U.S. renewable fuel credits rose to multi-month highs on Friday on increased demand from refiners trying to comply with mandates and higher prices for soyoil.

Rising prices for the credits, also called Renewable Identification Numbers (RINs), are welcome news for biofuel producers who depend on them to make up for high output costs. However, they also worsen the pain for petroleum refiners whose profit margins have slumped sharply this year due to oversupply and weak demand.

Prices for both the D4 RINs, issued to biomass-based diesel producers, and the D6 RINs, issued to ethanol suppliers, rose as high as $0.79 each on Friday, traders said. Those are the highest levels since January, according to LSEG data.

The U.S. government mandates mixing of low-carbon fuels in the country's transportation fuel mix, and issues RINs to companies supplying them. Refiners who do not meet their targets can buy RINs from others or risk fines.

Trump's victory in last week's U.S. elections had led to speculation that small refineries will find it easier to get exemptions to their RIN generation targets under his administration, OPIS analyst Tom Kloza said.
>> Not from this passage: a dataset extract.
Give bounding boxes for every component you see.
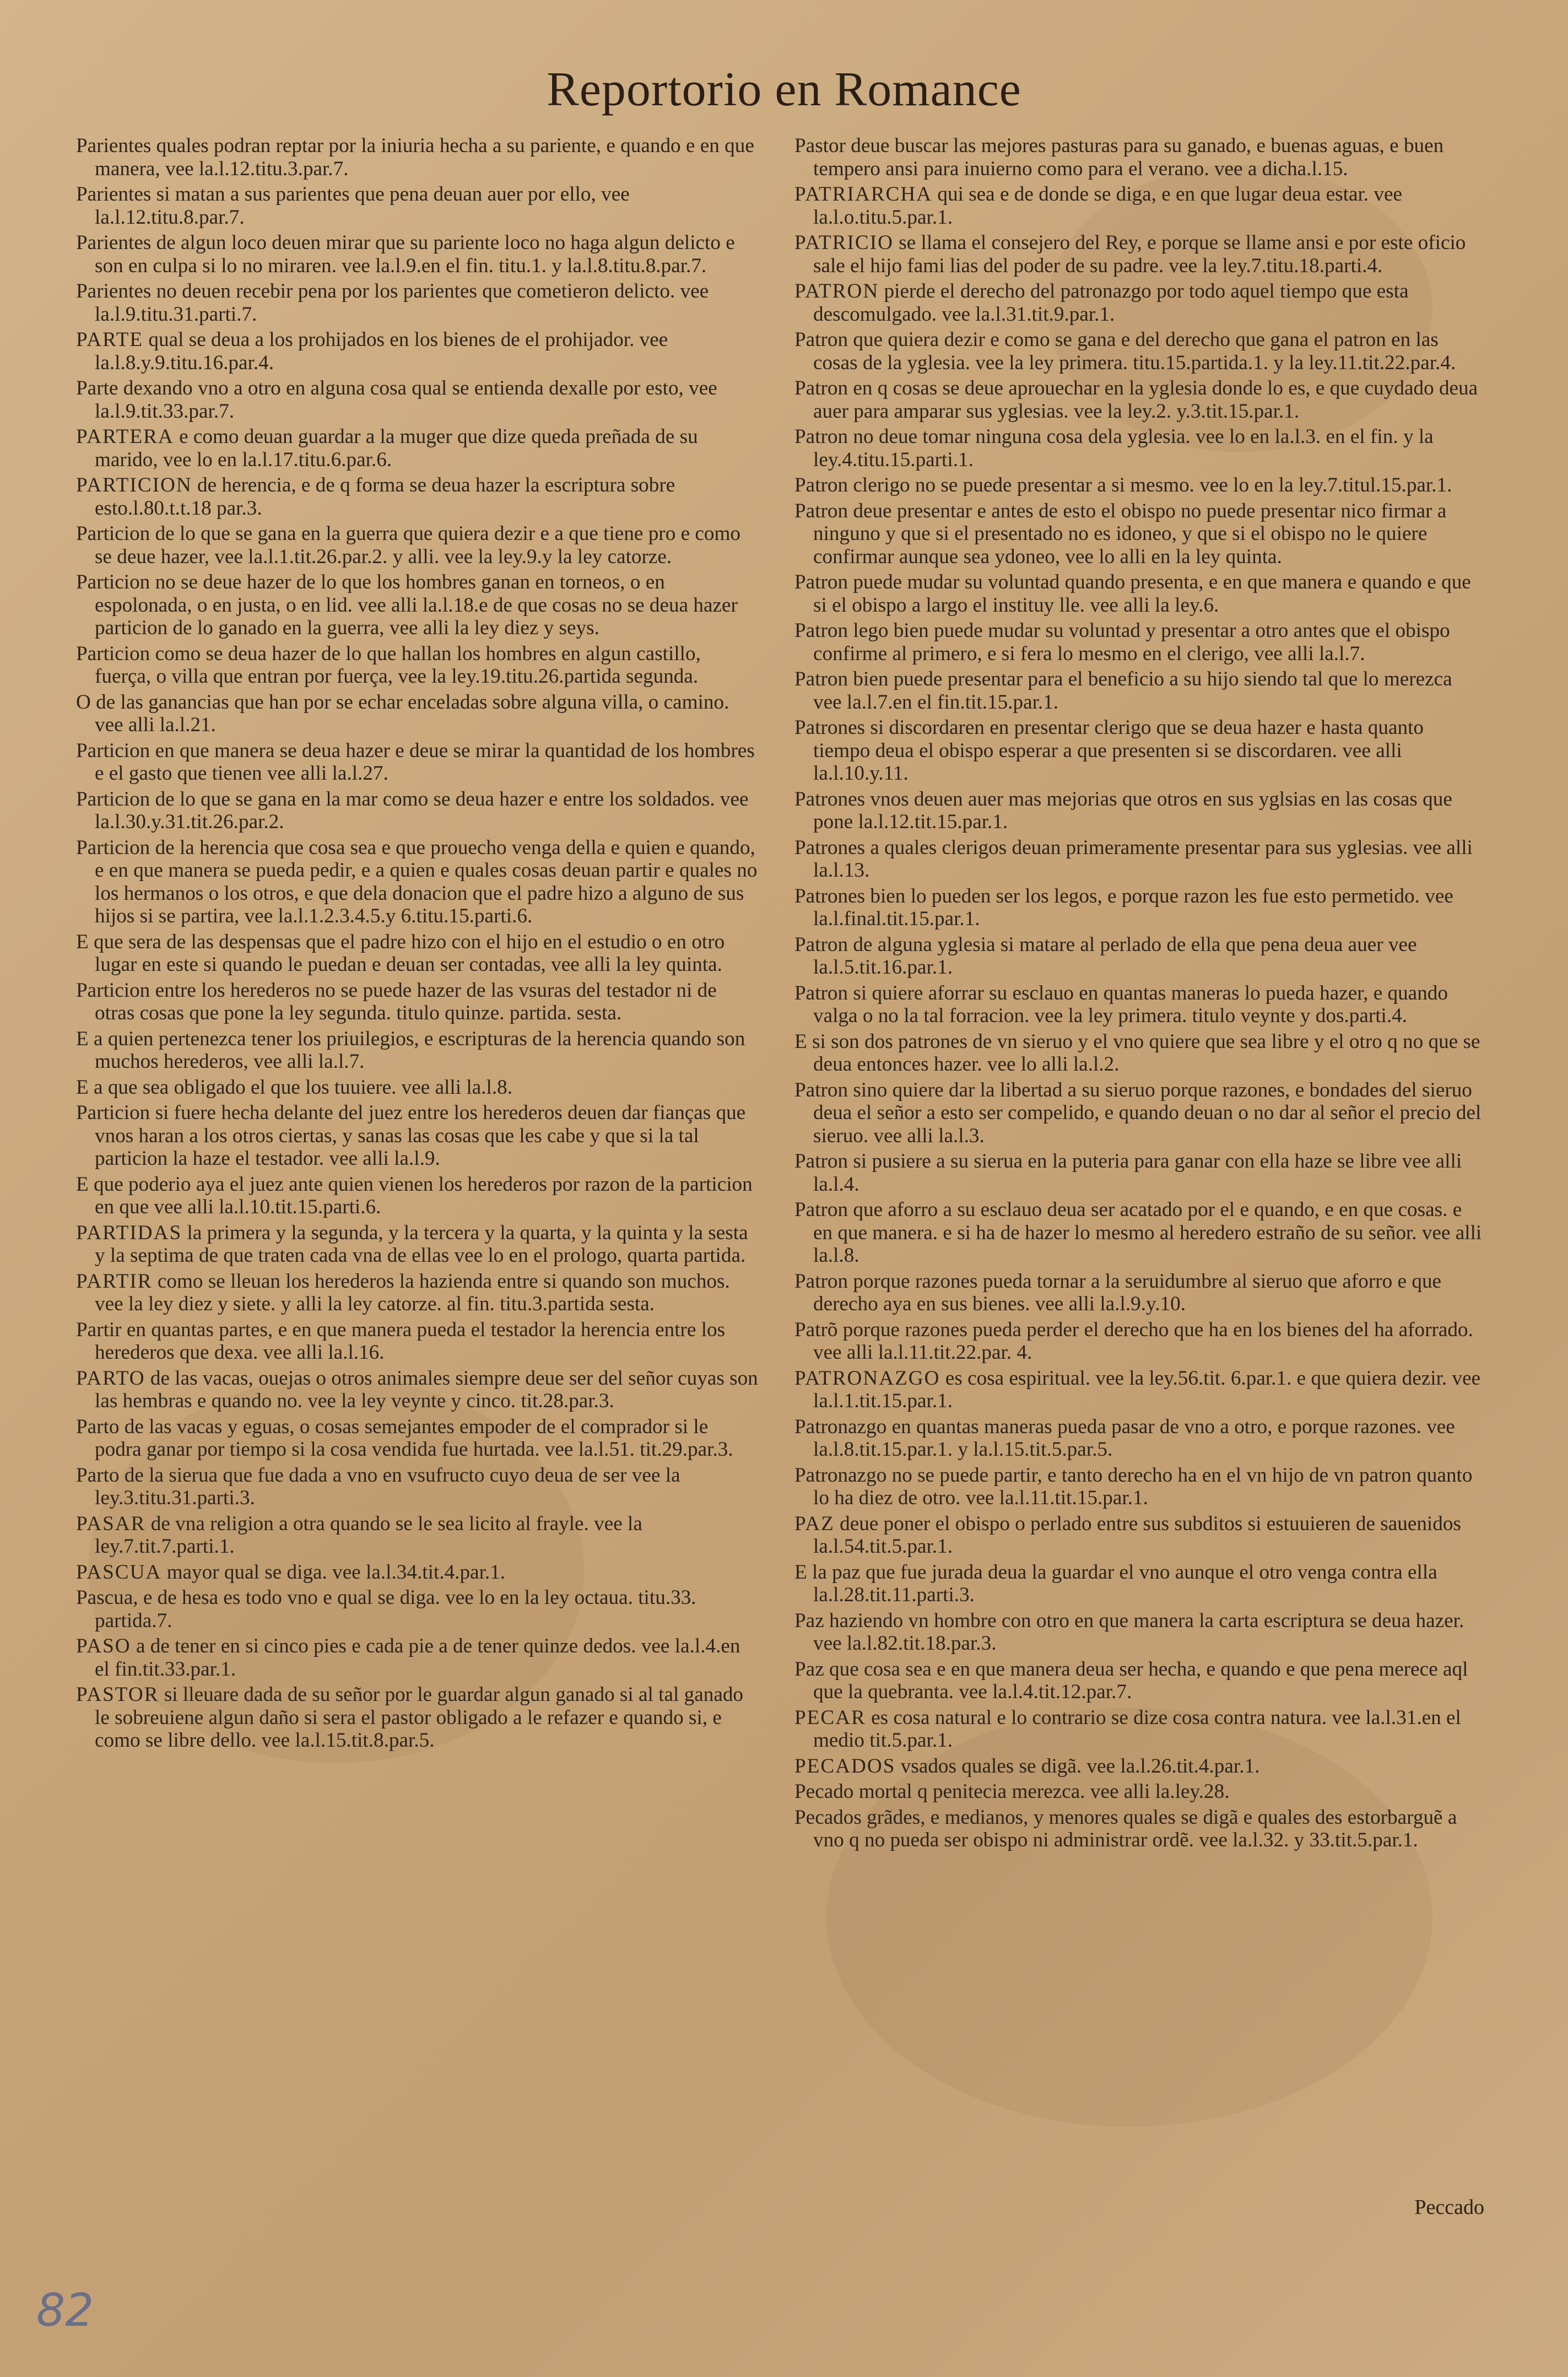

However, Trump has not yet outlined any plans to do that. "There's uncertainty around whether Trump will reintroduce widespread small refinery exemptions, so some small refiners may be buying now to avoid being caught short," said Alex Hodes, analyst at energy brokerage StoneX.

Market participants also expect fewer RINs to be available for trade next year, partly due to tighter government mandates and weak fuel demand reducing renewables blending, said Will Faulkner, founder of industry analysis firm Carbon Acumen.